Binding and individualizing values are not mutually exclusive, and people have varying degrees of both. But psychologists have discovered that the extent to which you favor one relative to the other predicts various things about you. For example, the more strongly you identify with individualizing values, the more likely you are to be politically progressive; the more strongly you identify with binding values, the more likely you are to be politically conservative.
They go on to describe that, although the tendency to blame the victim can be somewhat ameliorated by focusing on the behavior of the perpetrator of a crime instead of the suffering of the victim, these attitudes resist change.
The division between the moral emphasis on group loyalty as opposed to standards of justice that transcend group identities indeed goes to the heart of the differences between progressives and conservatives. The Blog attempts to place these differences into a wider philosophical perspective by pointing out that, from an evolutionary point of view, competitive group identities are a very recent phenomenon, dating, at the very earliest, to about 100,000 years ago when the first evidence of culture appear in the form of trading shells in Africa. Before our own species arose 200,000 years ago, the Blog maintains that our ancestral hominin species had been evolving finely-wrought sensibilities for justice for six million years, which had released our sole adaptive trait: the ability to coordinate divided labor.
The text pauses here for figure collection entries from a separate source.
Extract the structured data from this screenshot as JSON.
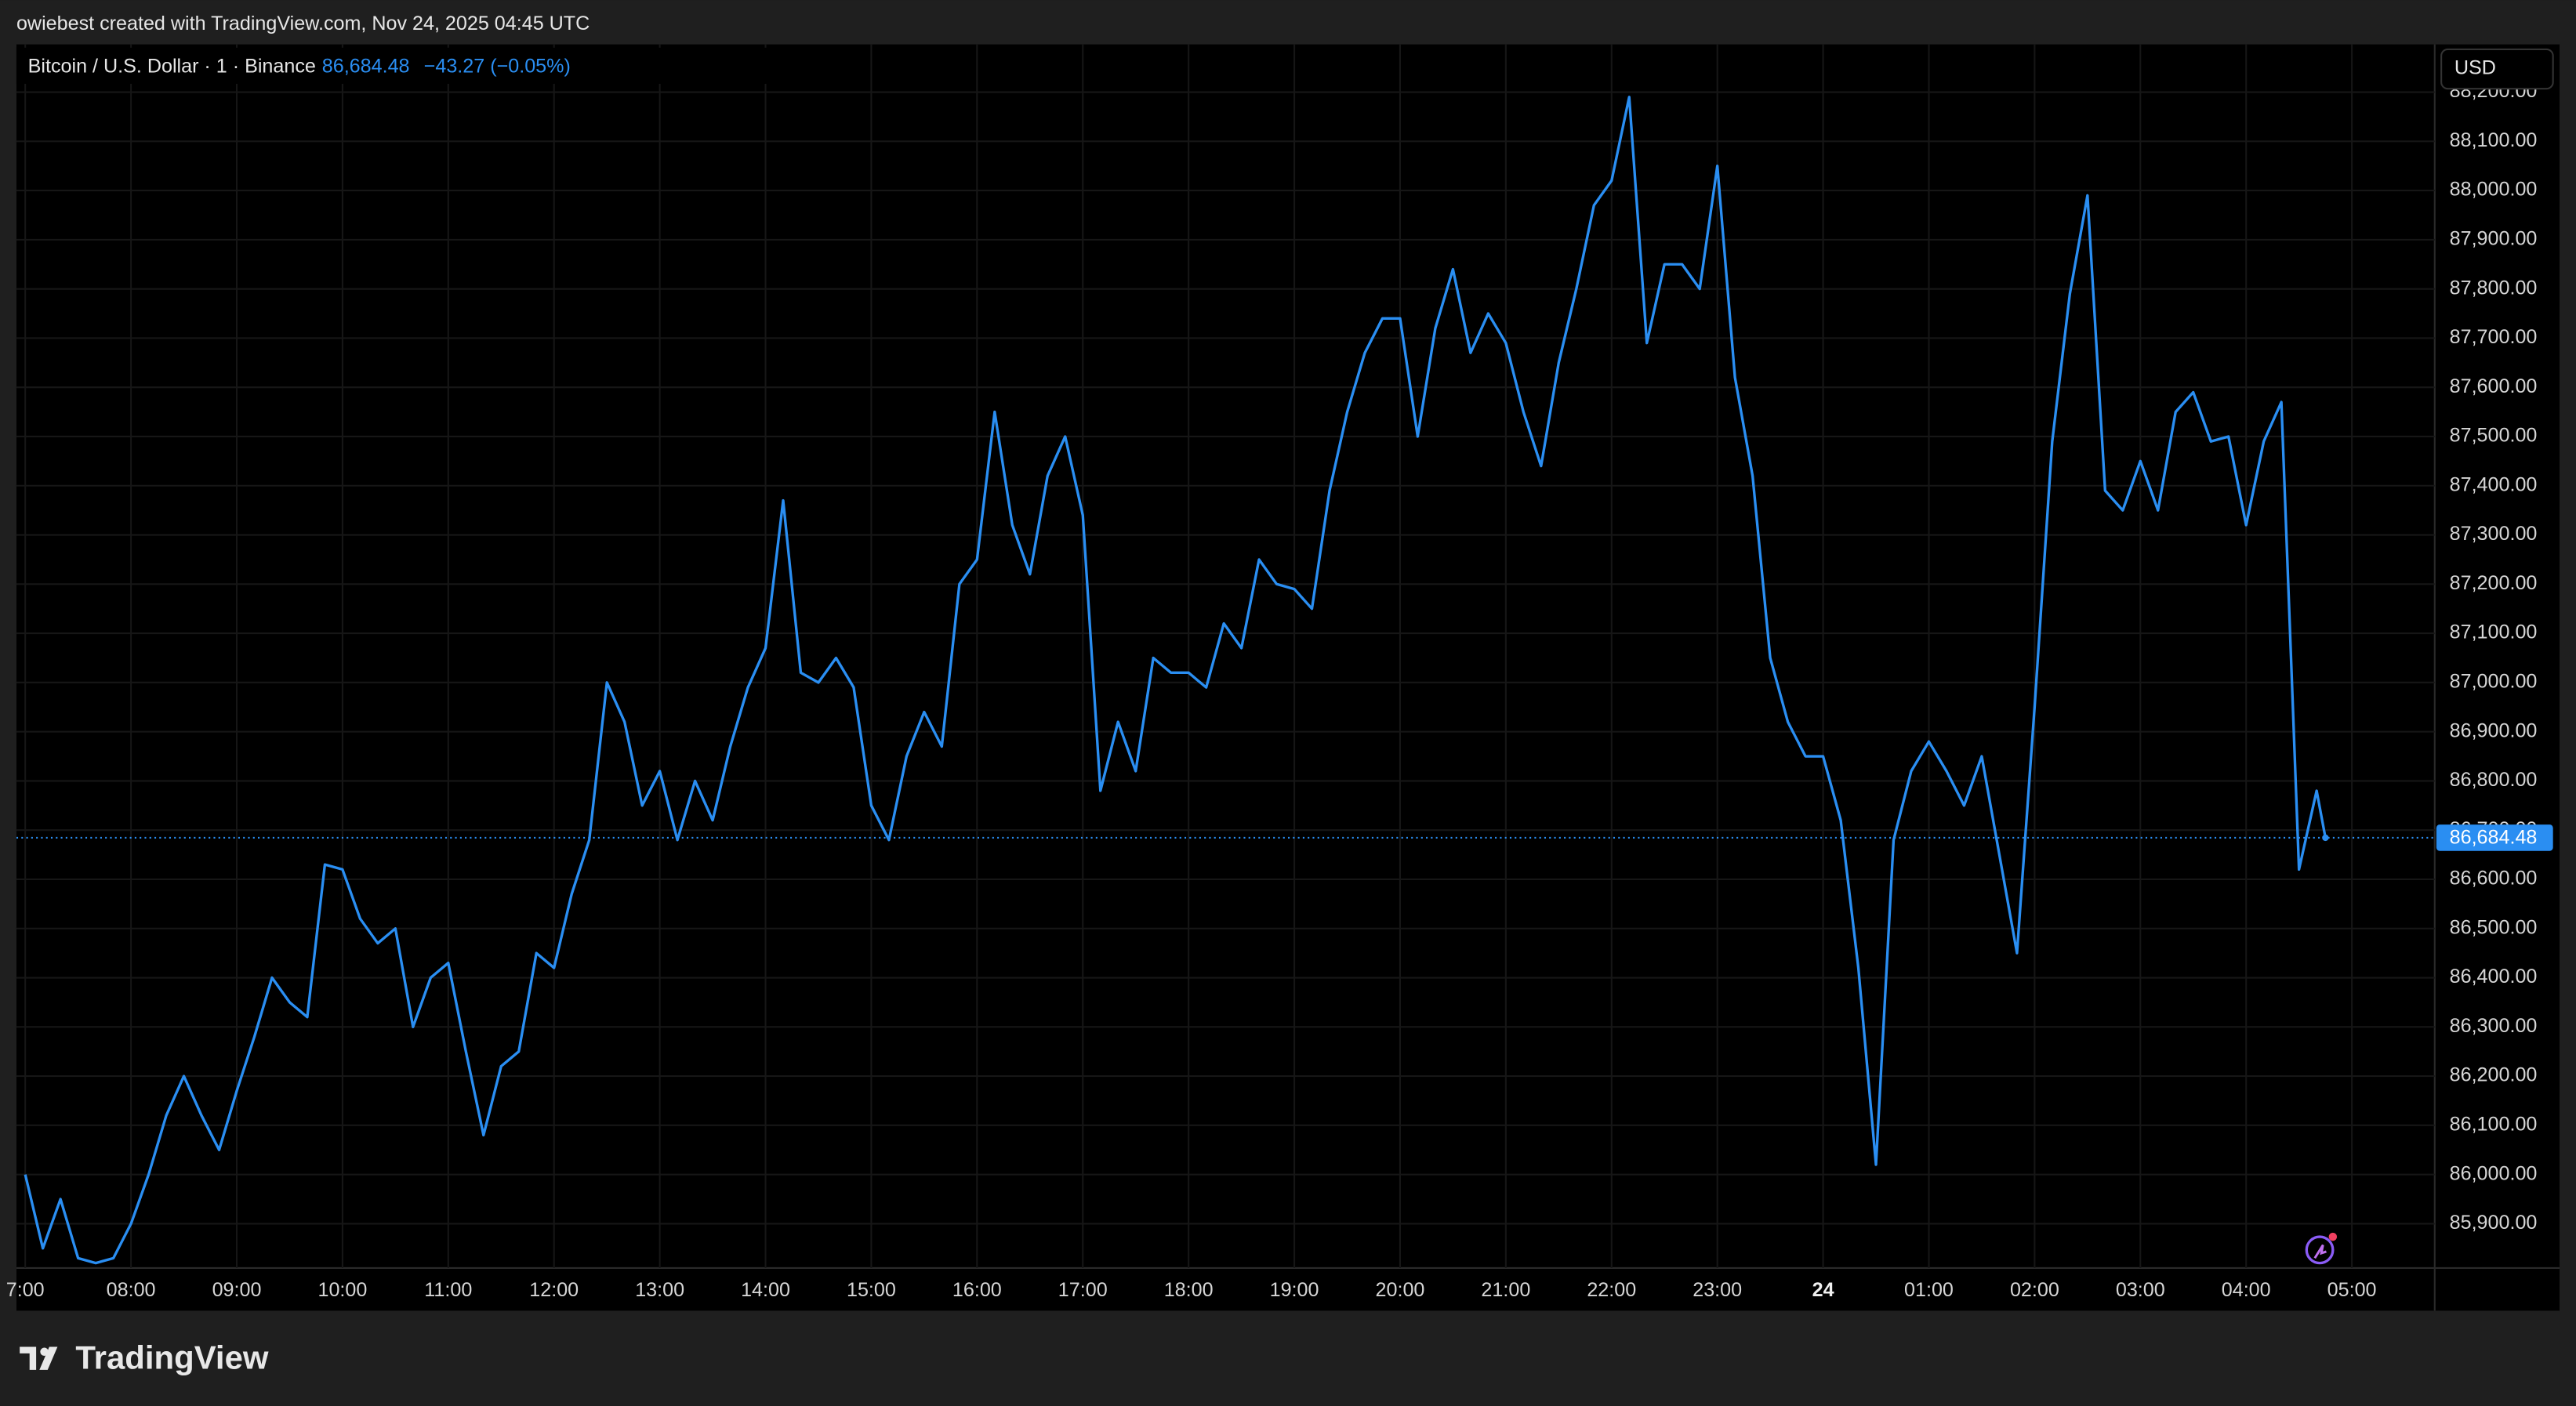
{
  "credit": "owiebest created with TradingView.com, Nov 24, 2025 04:45 UTC",
  "brand": "TradingView",
  "chart_data": {
    "type": "line",
    "title": "Bitcoin / U.S. Dollar · 1 · Binance",
    "last_price": {
      "value": 86684.48,
      "label": "86,684.48"
    },
    "change": "−43.27 (−0.05%)",
    "currency": "USD",
    "color": "#2a8ef2",
    "grid": true,
    "x": [
      420,
      430,
      440,
      450,
      460,
      470,
      480,
      490,
      500,
      510,
      520,
      530,
      540,
      550,
      560,
      570,
      580,
      590,
      600,
      610,
      620,
      630,
      640,
      650,
      660,
      670,
      680,
      690,
      700,
      710,
      720,
      730,
      740,
      750,
      760,
      770,
      780,
      790,
      800,
      810,
      820,
      830,
      840,
      850,
      860,
      870,
      880,
      890,
      900,
      910,
      920,
      930,
      940,
      950,
      960,
      970,
      980,
      990,
      1000,
      1010,
      1020,
      1030,
      1040,
      1050,
      1060,
      1070,
      1080,
      1090,
      1100,
      1110,
      1120,
      1130,
      1140,
      1150,
      1160,
      1170,
      1180,
      1190,
      1200,
      1210,
      1220,
      1230,
      1240,
      1250,
      1260,
      1270,
      1280,
      1290,
      1300,
      1310,
      1320,
      1330,
      1340,
      1350,
      1360,
      1370,
      1380,
      1390,
      1400,
      1410,
      1420,
      1430,
      1440,
      1450,
      1460,
      1470,
      1480,
      1490,
      1500,
      1510,
      1520,
      1530,
      1540,
      1550,
      1560,
      1570,
      1580,
      1590,
      1600,
      1610,
      1620,
      1630,
      1640,
      1650,
      1660,
      1670,
      1680,
      1690,
      1700,
      1710,
      1720,
      1725
    ],
    "values": [
      86000,
      85850,
      85950,
      85830,
      85820,
      85830,
      85900,
      86000,
      86120,
      86200,
      86120,
      86050,
      86170,
      86280,
      86400,
      86350,
      86320,
      86630,
      86620,
      86520,
      86470,
      86500,
      86300,
      86400,
      86430,
      86250,
      86080,
      86220,
      86250,
      86450,
      86420,
      86570,
      86680,
      87000,
      86920,
      86750,
      86820,
      86680,
      86800,
      86720,
      86870,
      86990,
      87070,
      87370,
      87020,
      87000,
      87050,
      86990,
      86750,
      86680,
      86850,
      86940,
      86870,
      87200,
      87250,
      87550,
      87320,
      87220,
      87420,
      87500,
      87340,
      86780,
      86920,
      86820,
      87050,
      87020,
      87020,
      86990,
      87120,
      87070,
      87250,
      87200,
      87190,
      87150,
      87390,
      87550,
      87670,
      87740,
      87740,
      87500,
      87720,
      87840,
      87670,
      87750,
      87690,
      87550,
      87440,
      87650,
      87800,
      87970,
      88020,
      88190,
      87690,
      87850,
      87850,
      87800,
      88050,
      87620,
      87420,
      87050,
      86920,
      86850,
      86850,
      86720,
      86420,
      86020,
      86680,
      86820,
      86880,
      86820,
      86750,
      86850,
      86650,
      86450,
      86950,
      87490,
      87790,
      87990,
      87390,
      87350,
      87450,
      87350,
      87550,
      87590,
      87490,
      87500,
      87320,
      87490,
      87570,
      86620,
      86780,
      86684.48
    ],
    "xlim": [
      415,
      1787
    ],
    "ylim": [
      85810,
      88297
    ],
    "xticks": [
      {
        "value": 420,
        "label": "7:00"
      },
      {
        "value": 480,
        "label": "08:00"
      },
      {
        "value": 540,
        "label": "09:00"
      },
      {
        "value": 600,
        "label": "10:00"
      },
      {
        "value": 660,
        "label": "11:00"
      },
      {
        "value": 720,
        "label": "12:00"
      },
      {
        "value": 780,
        "label": "13:00"
      },
      {
        "value": 840,
        "label": "14:00"
      },
      {
        "value": 900,
        "label": "15:00"
      },
      {
        "value": 960,
        "label": "16:00"
      },
      {
        "value": 1020,
        "label": "17:00"
      },
      {
        "value": 1080,
        "label": "18:00"
      },
      {
        "value": 1140,
        "label": "19:00"
      },
      {
        "value": 1200,
        "label": "20:00"
      },
      {
        "value": 1260,
        "label": "21:00"
      },
      {
        "value": 1320,
        "label": "22:00"
      },
      {
        "value": 1380,
        "label": "23:00"
      },
      {
        "value": 1440,
        "label": "24"
      },
      {
        "value": 1500,
        "label": "01:00"
      },
      {
        "value": 1560,
        "label": "02:00"
      },
      {
        "value": 1620,
        "label": "03:00"
      },
      {
        "value": 1680,
        "label": "04:00"
      },
      {
        "value": 1740,
        "label": "05:00"
      }
    ],
    "yticks": [
      {
        "value": 85900,
        "label": "85,900.00"
      },
      {
        "value": 86000,
        "label": "86,000.00"
      },
      {
        "value": 86100,
        "label": "86,100.00"
      },
      {
        "value": 86200,
        "label": "86,200.00"
      },
      {
        "value": 86300,
        "label": "86,300.00"
      },
      {
        "value": 86400,
        "label": "86,400.00"
      },
      {
        "value": 86500,
        "label": "86,500.00"
      },
      {
        "value": 86600,
        "label": "86,600.00"
      },
      {
        "value": 86700,
        "label": "86,700.00"
      },
      {
        "value": 86800,
        "label": "86,800.00"
      },
      {
        "value": 86900,
        "label": "86,900.00"
      },
      {
        "value": 87000,
        "label": "87,000.00"
      },
      {
        "value": 87100,
        "label": "87,100.00"
      },
      {
        "value": 87200,
        "label": "87,200.00"
      },
      {
        "value": 87300,
        "label": "87,300.00"
      },
      {
        "value": 87400,
        "label": "87,400.00"
      },
      {
        "value": 87500,
        "label": "87,500.00"
      },
      {
        "value": 87600,
        "label": "87,600.00"
      },
      {
        "value": 87700,
        "label": "87,700.00"
      },
      {
        "value": 87800,
        "label": "87,800.00"
      },
      {
        "value": 87900,
        "label": "87,900.00"
      },
      {
        "value": 88000,
        "label": "88,000.00"
      },
      {
        "value": 88100,
        "label": "88,100.00"
      },
      {
        "value": 88200,
        "label": "88,200.00"
      }
    ]
  }
}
Adam Smith deduced that the division of labor is the fundamental element in human productivity in The Wealth of Nations, and in his Theory Moral Sentiments pointed out the indispensability of justice to this unique human productivity.
The irony is that our own Homo sapiens species’ sentiments aimed at binding groups together, although spawning competition between groups, with enough time, always becomes a progressive force because of the relentless assimilation of smaller groups into larger groups, like a biological force of gravity. This progression has been clearly manifested since the agricultural revolution 12,000 years ago for the same reason that our hominin tribe has risen to be the dominant form of life on earth during all of the past six million years:
in any competition between groups, the most just group always eventually wins simply because the necessary condition that releases our magical capacity to coordinate divided labor is justice.
The reason why Hitler and the Confederacy were defeated was that they were out-produced by more just societies. So, although there will be recurrent fits and starts, just groups will continue to out-produce and assimilate unjust groups—until Isiah’s prophesy of one people living in peace is finally realized.